Foto: El presidente del Gobierno español, Pedro Sánchez (i), se reúne con Mohamed VI de Marruecos. (EFE/Mariscal)

Pero sin llegar a ese extremo, hay incertidumbre sobre cómo acabará la revisión de precios del megacontrato gasista entre Naturgy y Sonatrach, su estatal gasista, que provee un 25% del consumo de gas en España. Ya no se descarta que Argelia presione con una fuerte subida del precio de este contrato, sobre todo ahora que tras las dudas con el gas ruso está recibiendo importantes clientes como Italia, que pretende cerrarle el grifo a Vladímir Putin.
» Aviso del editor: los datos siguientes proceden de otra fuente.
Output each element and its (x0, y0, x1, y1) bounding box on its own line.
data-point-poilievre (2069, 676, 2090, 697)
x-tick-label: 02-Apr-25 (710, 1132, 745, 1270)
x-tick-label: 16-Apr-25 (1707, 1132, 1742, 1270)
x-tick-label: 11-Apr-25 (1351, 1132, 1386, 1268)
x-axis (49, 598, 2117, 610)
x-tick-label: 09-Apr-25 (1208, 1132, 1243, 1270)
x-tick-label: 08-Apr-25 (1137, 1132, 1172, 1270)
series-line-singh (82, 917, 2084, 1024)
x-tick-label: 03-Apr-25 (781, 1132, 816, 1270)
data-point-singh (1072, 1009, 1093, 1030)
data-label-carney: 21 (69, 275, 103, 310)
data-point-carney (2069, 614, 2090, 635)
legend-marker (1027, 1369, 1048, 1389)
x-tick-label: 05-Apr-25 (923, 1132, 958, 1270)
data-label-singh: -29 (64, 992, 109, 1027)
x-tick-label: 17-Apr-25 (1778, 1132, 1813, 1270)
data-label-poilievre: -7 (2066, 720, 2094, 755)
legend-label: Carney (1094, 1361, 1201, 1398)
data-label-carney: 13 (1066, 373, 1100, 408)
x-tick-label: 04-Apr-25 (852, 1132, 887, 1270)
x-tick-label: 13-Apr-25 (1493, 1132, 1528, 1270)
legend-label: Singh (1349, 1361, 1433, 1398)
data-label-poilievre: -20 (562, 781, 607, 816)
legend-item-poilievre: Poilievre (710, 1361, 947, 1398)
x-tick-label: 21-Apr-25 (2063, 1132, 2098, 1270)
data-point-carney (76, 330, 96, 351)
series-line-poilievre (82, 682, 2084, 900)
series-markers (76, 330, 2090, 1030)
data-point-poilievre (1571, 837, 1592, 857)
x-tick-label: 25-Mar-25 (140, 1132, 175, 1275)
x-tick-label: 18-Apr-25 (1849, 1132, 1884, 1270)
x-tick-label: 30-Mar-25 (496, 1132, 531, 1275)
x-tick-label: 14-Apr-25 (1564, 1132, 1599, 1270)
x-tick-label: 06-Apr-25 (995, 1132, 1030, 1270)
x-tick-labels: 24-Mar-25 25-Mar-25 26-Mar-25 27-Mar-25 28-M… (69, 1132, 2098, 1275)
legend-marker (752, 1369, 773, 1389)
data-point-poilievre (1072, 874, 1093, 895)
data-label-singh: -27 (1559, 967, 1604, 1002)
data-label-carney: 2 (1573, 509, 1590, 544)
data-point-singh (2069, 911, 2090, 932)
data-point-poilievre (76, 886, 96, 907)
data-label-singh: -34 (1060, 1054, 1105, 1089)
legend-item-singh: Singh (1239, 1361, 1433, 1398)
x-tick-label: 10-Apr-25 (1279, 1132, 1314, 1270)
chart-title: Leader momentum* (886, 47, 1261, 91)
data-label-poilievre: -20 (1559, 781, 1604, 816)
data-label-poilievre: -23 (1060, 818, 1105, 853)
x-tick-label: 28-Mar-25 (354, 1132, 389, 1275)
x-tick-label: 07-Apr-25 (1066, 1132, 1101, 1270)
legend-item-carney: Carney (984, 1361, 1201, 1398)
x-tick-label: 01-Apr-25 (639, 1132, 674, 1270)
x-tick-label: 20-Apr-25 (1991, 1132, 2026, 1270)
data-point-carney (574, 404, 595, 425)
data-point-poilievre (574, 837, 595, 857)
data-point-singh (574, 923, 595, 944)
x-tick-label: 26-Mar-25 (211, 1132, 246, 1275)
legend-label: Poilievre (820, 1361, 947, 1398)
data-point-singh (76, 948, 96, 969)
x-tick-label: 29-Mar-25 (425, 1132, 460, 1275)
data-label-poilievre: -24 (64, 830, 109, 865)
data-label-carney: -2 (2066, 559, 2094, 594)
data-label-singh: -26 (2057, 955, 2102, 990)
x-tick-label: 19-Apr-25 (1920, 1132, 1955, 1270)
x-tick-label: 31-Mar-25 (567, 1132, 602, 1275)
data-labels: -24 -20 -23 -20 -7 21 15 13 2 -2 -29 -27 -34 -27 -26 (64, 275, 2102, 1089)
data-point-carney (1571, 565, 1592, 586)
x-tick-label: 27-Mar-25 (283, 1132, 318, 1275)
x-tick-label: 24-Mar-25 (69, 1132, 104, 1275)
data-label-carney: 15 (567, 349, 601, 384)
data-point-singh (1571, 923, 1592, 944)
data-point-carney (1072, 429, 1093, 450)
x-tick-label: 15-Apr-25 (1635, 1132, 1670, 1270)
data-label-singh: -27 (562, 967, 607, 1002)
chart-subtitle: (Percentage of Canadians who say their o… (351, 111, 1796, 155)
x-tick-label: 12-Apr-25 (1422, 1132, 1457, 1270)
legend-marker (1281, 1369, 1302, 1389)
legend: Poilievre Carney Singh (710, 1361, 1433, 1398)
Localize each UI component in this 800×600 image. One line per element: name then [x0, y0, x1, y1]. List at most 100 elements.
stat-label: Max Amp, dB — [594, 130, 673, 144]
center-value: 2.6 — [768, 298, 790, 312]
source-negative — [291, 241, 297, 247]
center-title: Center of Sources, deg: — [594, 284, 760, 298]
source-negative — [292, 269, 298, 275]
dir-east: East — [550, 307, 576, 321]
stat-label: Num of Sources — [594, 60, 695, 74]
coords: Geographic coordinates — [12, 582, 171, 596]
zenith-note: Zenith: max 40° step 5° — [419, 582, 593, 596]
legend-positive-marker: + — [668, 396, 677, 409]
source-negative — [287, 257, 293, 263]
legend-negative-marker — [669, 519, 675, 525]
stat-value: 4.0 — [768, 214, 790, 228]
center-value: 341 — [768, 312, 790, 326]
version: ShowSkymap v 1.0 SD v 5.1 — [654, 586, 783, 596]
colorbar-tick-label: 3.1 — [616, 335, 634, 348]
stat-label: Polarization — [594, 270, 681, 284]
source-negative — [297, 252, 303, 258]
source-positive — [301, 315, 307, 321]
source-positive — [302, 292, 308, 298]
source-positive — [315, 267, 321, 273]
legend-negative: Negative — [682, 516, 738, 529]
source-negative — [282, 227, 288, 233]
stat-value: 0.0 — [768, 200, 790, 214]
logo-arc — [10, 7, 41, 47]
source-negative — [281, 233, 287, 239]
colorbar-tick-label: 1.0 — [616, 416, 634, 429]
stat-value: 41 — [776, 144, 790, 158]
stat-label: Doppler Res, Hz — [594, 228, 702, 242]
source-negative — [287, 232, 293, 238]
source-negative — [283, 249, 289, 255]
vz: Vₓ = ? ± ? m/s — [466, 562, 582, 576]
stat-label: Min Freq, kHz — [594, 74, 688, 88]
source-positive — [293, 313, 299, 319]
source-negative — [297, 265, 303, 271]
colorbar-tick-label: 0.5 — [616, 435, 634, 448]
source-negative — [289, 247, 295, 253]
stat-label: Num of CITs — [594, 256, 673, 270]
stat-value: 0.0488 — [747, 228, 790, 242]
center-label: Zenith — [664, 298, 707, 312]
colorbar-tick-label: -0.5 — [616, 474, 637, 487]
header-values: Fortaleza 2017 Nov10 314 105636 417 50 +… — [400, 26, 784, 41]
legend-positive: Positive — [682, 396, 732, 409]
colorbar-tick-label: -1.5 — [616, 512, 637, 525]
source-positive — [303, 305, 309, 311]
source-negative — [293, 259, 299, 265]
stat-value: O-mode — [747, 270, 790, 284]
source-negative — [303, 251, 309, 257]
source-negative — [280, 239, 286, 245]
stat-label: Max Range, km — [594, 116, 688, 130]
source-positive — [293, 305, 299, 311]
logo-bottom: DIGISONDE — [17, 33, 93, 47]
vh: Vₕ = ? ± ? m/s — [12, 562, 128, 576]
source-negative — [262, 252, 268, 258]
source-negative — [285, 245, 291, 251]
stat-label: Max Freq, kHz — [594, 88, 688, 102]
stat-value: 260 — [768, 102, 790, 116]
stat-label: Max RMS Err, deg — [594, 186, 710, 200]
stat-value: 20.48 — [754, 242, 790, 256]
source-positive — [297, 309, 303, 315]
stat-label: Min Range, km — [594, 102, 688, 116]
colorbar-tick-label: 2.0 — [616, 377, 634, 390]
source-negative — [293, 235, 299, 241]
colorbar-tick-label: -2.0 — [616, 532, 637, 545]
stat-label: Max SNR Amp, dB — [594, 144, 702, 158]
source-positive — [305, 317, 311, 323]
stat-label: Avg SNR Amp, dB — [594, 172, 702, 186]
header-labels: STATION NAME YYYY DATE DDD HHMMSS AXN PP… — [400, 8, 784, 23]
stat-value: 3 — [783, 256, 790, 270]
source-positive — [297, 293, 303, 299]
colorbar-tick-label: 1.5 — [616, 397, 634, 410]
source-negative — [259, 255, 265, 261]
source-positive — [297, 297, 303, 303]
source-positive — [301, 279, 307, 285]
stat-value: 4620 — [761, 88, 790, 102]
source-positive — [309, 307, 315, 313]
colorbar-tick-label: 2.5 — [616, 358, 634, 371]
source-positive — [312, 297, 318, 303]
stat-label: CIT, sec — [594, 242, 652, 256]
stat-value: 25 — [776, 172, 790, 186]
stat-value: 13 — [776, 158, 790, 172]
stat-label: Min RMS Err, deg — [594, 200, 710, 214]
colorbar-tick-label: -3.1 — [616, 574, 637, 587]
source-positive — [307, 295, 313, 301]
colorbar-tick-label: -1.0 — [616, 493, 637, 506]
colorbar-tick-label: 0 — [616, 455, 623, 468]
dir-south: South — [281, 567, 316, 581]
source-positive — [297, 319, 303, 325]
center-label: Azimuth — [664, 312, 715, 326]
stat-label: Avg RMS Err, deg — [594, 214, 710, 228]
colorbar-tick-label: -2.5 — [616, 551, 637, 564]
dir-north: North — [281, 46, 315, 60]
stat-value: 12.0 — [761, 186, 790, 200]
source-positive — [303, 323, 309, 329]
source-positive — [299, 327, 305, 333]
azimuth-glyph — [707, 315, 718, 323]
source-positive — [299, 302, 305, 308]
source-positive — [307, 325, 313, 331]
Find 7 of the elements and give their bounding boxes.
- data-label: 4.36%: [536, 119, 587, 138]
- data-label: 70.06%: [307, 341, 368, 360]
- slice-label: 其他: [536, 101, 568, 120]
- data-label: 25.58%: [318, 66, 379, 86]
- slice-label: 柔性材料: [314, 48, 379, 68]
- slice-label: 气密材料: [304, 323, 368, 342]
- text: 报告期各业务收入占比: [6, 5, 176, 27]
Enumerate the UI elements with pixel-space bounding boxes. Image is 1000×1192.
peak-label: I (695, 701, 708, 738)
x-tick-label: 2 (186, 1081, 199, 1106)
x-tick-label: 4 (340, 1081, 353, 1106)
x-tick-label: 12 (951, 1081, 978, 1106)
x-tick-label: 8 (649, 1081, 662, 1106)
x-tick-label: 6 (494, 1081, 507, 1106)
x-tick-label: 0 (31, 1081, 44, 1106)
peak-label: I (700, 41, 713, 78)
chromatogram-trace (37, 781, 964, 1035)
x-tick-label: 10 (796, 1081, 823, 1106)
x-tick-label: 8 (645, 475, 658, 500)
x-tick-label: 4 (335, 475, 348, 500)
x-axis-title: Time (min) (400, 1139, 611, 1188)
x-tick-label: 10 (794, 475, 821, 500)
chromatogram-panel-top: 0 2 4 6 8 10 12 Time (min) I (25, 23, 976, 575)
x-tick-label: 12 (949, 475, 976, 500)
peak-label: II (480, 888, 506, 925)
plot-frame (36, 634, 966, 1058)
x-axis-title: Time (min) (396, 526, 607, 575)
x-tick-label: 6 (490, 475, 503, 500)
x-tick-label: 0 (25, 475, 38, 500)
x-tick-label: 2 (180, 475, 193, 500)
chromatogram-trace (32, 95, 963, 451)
No solo Naturgy se provee de gas en Argelia, también firmas como Cepsa y compañías de primer nivel tiran de esta fuente. El ambiente de malestar e incertidumbre empresarial es generalizado. Una potencial subida motivada por las malas relaciones diplomáticas tendría un efecto de deterioro para sus resultados o su cotización, a la par que contribuiría al alza del gas y la electricidad en España, en pleno récord de precios, echando aún más leña al fuego de la inflación, en máximos de cuarenta años.

El giro del Sahara, respecto al distanciamiento con Argelia y al estrechamiento de relaciones con Marruecos, no parece por ahora que estuviera controlado desde el punto de vista diplomático. Además de que Argel llamó a consultas a su embajadora, está aumentando el nivel de gestos contrarios a España, sin preverse cuándo pueden cesar. Exteriores ya ha pedido que la Unión Europea aperciba a Argelia para hacer frente común ante el país norteafricano. Ante el nuevo ciclo electoral, el deterioro geopolítico sigue creciendo y el enfrentamiento empresarial con las empresas, también.

El Gobierno de Pedro Sánchez se acerca al último año de legislatura con las relaciones con grandes empresas del Ibex-35 cada vez más frías. Solo en la última semana el Ejecutivo ha avanzado en diferentes direcciones que no hacen más que añadir distancia entre ambas partes y que ahondan en la brecha. Especialmente afecta el último gesto de hostilidad mostrado por el Gobierno argelino, que acrecienta el enfado de compañías afectadas.